La tempête souffle sur la Caisse nationale d’assurance maladie et de garantie sociale (CNAMGS). Ce lundi 6 octobre, le Syndicat national des agents de la CNAMGS (Syna-CNAMGS) est monté au créneau pour exiger le départ immédiat de son président du Conseil d’administration, Alain-Claude Kouakoua. Dans une déclaration vibrante, les syndicalistes l’ont désigné comme le principal artisan du chaos qui s’est abattu sur cette institution censée être le pilier social du pays.
Tout est parti d’un point de presse organisé dans la foulée de la suspension à titre conservatoire de la directrice générale, Nadia Christelle Koye. Une décision qui, selon les agents, aurait agi comme une étincelle dans une poudrière déjà prête à exploser. Pour le Syna-CNAMGS, cette mesure n’est que le dernier épisode d’une série d’« ingérences répétées » orchestrées par le PCA. Les syndicalistes décrivent un climat de peur et d’intimidation : convocations arbitraires, menaces à l’endroit du personnel et des prestataires, interventions intempestives dans la gestion quotidienne, voire annulation systématique des décisions de la direction générale.

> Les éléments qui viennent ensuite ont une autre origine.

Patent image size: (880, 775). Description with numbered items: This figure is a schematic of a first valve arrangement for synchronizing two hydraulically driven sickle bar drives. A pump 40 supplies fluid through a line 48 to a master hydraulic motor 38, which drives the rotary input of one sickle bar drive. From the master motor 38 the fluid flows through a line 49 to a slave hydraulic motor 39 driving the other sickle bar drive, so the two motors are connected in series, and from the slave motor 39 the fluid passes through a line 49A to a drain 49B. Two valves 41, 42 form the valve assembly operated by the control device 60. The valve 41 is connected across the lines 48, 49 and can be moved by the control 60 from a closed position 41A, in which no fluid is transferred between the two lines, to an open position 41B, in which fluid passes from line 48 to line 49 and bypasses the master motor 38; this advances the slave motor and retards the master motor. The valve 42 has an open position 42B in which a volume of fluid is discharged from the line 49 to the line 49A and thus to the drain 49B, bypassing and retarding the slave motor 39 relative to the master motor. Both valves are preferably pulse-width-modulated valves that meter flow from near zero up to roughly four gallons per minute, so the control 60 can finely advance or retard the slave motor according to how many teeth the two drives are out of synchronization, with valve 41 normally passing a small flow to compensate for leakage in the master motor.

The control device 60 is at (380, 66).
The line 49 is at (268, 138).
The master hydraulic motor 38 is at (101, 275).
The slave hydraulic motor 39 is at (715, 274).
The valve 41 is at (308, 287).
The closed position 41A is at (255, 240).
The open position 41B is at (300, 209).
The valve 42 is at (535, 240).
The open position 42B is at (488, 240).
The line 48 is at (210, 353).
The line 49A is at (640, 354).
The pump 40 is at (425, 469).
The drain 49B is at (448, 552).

« Cette suspension a été la goutte d’eau qui a fait déborder le vase », ont-ils déclaré, visiblement excédés par ce qu’ils considèrent comme une dérive autoritaire. Dans un ton grave, les représentants du syndicat ont affirmé que la trêve sociale jusque-là observée venait d’être rompue, faute de respect mutuel et de dialogue sincère.
Pour eux, Alain-Claude Kouakoua aurait transformé la CNAMGS en un théâtre d’affrontements internes où le droit et la raison sont souvent relégués au second plan. « Nous refusons que cette maison, bâtie sur la solidarité nationale, devienne une arène d’abus de pouvoir », ont martelé les syndicalistes, accusant le PCA de piétiner les textes qui encadrent l’institution.
Face à ce tumulte, le Syna-CNAMGS appelle désormais le président de la République, le général Brice Clotaire Oligui Nguema, à intervenir pour « rétablir la discipline et restaurer la sérénité au sein de la Caisse ». Selon eux, seule une décision forte du chef de l’État pourrait remettre l’institution sur les rails et redonner confiance aux agents comme aux assurés.
« Ce climat de confusion nuit gravement à la mission sociale de la CNAMGS », a conclu le syndicat, rappelant que cette structure, censée protéger les plus vulnérables, ne peut continuer à fonctionner dans un brouillard de rivalités et de décisions contradictoires.
Ainsi, au cœur d’une tempête institutionnelle, la CNAMGS semble naviguer entre les récifs de l’autorité contestée et les vagues du mécontentement social, dans l’attente d’un capitaine capable de ramener le navire à bon port.